Steeplechase - A type of National Hunt race that is typically participated in by the best and most experienced horses. The obstacles on such a course are normally much harder to jump than in a Hurdle, including water jumps and open ditches.
Stewards' Enquiry - An inquiry held at the racecourse on a raceday after any given race. The panel is advised by the stewards.
Stud - An establishment set up for breeding of horses. Stallions are based at studs and are sent mares to breed with.
Sure thing - A horse that is regarded as having little chance of losing.
Tailed off - A horse that drops away from the front runners so much that it is unlikely to catch up to them.
Thoroughbread - A breed of horse used for racing
Tongue-tie - A strap or piece of stocking used to tie down a horse’s tongue to prevent the tongue getting over the bit which affects a horse’s breathing.
Trainer - The person responsible for looking after a horse and preparing it to race.
Treble - 3 selections in to win 3 different races. Adding one more selections makes it an accumulator.
Trip - Another term for the distance of a race.
Triple Crown - To win the Flat Triple Crown in Britain, a horse must win either the 2,000 or 1,000 Guineas, either the Derby or the Oaks, and the St Leger. There is a staying chasers Triple Crown for jumps horses consisting of the Grade 1 Chase (Haydock), the King George VI Chase (Kempton) and the Cheltenham Gold Cup.
Trixie - Type of multiple bet consisting of 4 bets involving 3 selections in different events. The bet includes 3 doubles and 1 treble. A minimum of 2 winners are needed to get a return.
Turf - Term used to describe the surface of the track, which is grass.
Turn of foot - A horse’s ability to accelerate in the closing stages of a race. A horse with a ‘good turn of foot’ has good finishing speed.
Turned Out - Racecourses often award the ‘Best Turned Out’ horse in each race, referring to how well groomed it looks.
Under Starter's Orders - Before a race, the starter brings the field of horses into order to prepare them for the start of the race.
Underdog - A horse not well-fancied to win the race.
Undulating - A track that does not have a flat terrain.
Visor - Similar to blinkers, but with a slit in each eye cup to allow some lateral vision. A horse wearing a visor is denoted on a racecard by a small v next to the horse’s weight.
Walkover - A race that only consists of one horse competing in it.
Weighed-in - An announcement made to indicate that every jockey has weighed-in both before and after a race. Results announced post weigh-in are official.
Weights - Lead placed in a weight cloth.
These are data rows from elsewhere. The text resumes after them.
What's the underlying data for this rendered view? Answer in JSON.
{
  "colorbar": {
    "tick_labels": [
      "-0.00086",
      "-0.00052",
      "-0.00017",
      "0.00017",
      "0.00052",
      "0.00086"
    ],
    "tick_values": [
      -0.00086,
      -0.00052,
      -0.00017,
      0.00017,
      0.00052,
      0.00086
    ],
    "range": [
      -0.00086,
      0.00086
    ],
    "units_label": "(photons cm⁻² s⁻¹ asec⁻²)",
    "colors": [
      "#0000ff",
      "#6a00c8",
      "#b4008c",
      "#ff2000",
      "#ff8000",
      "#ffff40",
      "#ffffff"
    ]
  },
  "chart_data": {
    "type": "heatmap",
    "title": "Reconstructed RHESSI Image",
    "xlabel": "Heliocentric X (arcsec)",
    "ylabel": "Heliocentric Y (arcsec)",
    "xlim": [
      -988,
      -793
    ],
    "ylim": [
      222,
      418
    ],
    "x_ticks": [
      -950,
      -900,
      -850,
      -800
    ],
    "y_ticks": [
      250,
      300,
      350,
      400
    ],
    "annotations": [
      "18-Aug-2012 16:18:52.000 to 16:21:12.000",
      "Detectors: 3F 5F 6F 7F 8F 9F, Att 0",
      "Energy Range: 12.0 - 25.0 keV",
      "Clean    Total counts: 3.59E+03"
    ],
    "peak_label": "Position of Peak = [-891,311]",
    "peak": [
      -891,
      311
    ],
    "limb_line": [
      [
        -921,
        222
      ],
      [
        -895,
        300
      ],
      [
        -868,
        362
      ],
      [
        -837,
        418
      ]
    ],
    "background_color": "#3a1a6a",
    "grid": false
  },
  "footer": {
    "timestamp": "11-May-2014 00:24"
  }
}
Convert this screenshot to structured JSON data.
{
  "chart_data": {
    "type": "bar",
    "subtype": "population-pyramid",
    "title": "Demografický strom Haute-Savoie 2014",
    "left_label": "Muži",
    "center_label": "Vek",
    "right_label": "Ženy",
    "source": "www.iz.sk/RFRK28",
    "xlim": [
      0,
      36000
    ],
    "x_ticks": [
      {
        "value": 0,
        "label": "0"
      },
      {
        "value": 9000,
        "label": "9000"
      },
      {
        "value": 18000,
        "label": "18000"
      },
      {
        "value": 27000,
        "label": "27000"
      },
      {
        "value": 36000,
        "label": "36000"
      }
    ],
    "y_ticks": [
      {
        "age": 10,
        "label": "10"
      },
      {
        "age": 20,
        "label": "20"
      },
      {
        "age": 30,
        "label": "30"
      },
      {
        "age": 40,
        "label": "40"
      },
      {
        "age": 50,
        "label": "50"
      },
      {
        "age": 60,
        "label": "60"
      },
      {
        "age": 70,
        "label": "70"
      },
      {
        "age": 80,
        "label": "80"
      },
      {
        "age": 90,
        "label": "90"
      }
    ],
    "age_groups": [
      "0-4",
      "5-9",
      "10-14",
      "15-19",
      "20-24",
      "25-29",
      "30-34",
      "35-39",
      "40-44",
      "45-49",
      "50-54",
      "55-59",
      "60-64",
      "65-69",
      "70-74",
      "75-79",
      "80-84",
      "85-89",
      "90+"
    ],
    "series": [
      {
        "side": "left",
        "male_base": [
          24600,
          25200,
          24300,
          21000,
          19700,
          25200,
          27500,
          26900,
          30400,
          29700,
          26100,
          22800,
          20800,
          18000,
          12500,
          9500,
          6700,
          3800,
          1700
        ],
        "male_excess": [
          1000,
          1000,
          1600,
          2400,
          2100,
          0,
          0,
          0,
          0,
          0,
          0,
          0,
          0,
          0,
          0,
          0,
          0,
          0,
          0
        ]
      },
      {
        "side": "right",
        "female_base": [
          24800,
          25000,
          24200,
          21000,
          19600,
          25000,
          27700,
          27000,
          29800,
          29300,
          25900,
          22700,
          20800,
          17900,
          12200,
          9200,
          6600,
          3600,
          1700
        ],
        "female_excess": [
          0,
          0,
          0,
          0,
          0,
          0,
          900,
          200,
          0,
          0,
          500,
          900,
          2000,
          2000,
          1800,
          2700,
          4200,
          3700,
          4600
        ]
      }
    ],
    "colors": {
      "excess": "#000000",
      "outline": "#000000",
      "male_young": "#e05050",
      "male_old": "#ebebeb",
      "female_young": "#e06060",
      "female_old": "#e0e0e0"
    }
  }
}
When these weights are added to the jockey’s weight and other equipment, the total weight should equal the weight allotted to the jockey’s horse in a race.
Weight for age – A race weight carried is determined by the age of the horse. In plate races the weight is determined by number of wins and in handicaps by the merit rating.
Whip - An instrument used by jockeys to help keep horses under control and to encourage them. The modern day whip is made from a light rubber in order to be more horse-friendly.
Withdrawn - A horse that is removed from the race before it actually begins.
Yankee - A multiple bet with 4 selections consisting of 11 bets. The same as a Lucky 15 but without the single bets included.
Yard - A term that refers to a trainer and their horses. Also referred to as a stable.
Yearling - A young horse between the age of one and two.
Yielding - term to describe racecourse going that is soft.